FALTEN / ANTI-FALTEN

 

in progress

 


FALTEN has several meanings in German. It may be the infinitve form of a verb - falten - which translates to fold, to crease, to pleat, to convolve. Then it can be the plural of the noun FALTE refering to various forms of irregular surface textures: facial lines, creases, wrinkles, drapes, or faults of a rock. In times when advertising was still somewhat blunt, the label ANTI-FALTEN used to promote facial creams.

In his text Corpus, Jean-Luc Nancy describes the body as 'a-réalité', an 'a-reality', that is: a being constantly expanding and shrinking, claiming space and presence in relation to others, while remaining unreal to the Self itself. We are entirely contingent on our bodies, yet do not find our Selves fully subsumed nor suspended within our material presence; there is no way to objectify the distance between me and my body, a form informed by so many almost symmetrical doubles.
While experiencing the body's needs and impulses from within, we also perceive our corporeality from the outside, as a spatially confined yet not quite sealed container, an entity defined by its circumstances. Exchanging, repelling, devouring, and enfolding: there is a constant naming and moving going on between the physical Self, the space and the bodies of others. To establish an idea of the Self, we always depend on a counterpart. Hence any image of the body touches on questions of social identity, on the demarcations between myself and the others. Even though these acts of defining are largely internalised, and performed inadvertently, as e.g. Judith Butler argues in her Bodies That Matter, for each individual the practice of distinction remains ubiquitous, and it is never fully completed.

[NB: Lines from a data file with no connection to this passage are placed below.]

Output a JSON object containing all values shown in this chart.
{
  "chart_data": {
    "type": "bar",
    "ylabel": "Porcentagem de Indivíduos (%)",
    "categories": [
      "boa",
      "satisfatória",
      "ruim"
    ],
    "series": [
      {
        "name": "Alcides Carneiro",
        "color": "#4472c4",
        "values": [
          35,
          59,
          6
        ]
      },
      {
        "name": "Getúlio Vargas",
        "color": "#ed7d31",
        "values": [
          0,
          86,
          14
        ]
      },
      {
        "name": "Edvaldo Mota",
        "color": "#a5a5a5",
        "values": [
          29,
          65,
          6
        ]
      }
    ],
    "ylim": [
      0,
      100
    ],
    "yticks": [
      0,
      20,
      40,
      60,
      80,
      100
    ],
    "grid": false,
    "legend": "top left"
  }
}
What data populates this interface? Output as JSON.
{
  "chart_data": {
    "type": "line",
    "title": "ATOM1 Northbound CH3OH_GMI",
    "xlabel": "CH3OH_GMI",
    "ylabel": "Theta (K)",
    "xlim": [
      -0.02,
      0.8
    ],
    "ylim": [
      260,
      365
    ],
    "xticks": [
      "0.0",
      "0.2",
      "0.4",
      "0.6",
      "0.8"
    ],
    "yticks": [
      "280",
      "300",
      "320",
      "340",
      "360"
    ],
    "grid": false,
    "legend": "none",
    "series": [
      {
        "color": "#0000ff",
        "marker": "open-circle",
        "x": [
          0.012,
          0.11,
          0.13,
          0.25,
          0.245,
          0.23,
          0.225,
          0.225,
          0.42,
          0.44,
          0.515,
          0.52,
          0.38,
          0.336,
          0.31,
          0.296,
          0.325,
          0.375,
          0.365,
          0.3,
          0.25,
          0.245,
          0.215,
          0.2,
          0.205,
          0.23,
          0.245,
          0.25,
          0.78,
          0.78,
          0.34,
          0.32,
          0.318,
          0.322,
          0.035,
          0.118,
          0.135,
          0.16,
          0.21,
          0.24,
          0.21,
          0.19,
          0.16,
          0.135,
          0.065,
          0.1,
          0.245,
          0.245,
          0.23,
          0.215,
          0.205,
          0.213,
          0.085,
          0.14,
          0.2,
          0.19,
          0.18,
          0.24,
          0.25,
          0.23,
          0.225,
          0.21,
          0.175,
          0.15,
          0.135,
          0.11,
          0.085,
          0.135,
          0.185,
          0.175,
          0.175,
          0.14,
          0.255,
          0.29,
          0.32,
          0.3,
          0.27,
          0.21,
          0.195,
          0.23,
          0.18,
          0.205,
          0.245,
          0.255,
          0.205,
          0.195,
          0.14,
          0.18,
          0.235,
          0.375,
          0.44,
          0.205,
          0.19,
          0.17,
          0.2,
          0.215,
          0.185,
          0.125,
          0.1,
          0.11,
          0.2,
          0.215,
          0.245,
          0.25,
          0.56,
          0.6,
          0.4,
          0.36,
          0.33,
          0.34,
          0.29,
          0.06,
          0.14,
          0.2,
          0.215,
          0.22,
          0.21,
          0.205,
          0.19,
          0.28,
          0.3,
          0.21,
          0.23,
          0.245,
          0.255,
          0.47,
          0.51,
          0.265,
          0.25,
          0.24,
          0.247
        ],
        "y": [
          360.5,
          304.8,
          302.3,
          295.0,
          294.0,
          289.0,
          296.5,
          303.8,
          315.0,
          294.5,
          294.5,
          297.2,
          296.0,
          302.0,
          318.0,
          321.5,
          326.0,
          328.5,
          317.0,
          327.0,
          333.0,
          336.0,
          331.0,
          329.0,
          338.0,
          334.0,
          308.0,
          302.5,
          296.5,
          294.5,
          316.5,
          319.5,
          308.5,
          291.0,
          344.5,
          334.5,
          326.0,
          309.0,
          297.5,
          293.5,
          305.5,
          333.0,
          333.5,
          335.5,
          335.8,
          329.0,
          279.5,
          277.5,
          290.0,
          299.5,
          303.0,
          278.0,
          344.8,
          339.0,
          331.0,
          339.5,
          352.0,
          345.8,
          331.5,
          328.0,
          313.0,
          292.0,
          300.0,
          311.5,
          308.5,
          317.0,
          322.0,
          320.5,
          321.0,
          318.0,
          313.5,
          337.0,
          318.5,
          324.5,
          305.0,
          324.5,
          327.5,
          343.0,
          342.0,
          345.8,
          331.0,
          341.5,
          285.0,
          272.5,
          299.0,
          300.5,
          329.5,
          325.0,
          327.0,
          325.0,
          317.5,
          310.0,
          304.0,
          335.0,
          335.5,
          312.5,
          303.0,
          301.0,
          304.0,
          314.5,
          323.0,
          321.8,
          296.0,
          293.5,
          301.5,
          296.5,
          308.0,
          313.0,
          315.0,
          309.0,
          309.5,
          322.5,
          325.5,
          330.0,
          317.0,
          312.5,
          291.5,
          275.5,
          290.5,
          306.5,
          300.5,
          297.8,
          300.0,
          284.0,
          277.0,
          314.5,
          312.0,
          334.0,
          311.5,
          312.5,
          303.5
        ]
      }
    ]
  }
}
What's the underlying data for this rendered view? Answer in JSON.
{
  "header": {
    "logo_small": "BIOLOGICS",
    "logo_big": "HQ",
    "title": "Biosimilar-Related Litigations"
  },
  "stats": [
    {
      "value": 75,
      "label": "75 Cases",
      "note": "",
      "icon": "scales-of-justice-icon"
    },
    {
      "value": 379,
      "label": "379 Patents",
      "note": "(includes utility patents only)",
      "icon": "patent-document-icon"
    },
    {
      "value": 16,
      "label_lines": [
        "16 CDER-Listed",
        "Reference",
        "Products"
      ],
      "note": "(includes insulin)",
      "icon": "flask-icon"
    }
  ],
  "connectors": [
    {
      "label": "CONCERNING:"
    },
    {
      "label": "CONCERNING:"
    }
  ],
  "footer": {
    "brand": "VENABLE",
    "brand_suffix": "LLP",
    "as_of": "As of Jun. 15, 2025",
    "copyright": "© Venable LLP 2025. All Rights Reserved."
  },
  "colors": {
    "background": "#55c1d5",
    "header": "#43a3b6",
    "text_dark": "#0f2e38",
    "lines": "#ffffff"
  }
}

After all, we are animals trying to manage our bodies, desires, and pains as if these were phenomena somewhere outside of ourselves. The series “Einsilbige Tiere”, since 2020, forms part of the FALTEN / ANTI-FALTEN group of work. In German, einsilbig is an ambiguous term, thus the English title is "Taciturn or Monosyllabic Animals". Here, the “beastly” appears as a wildcard for all kinds of uncontrollabilites, whether they seem desirable, or rather threatening.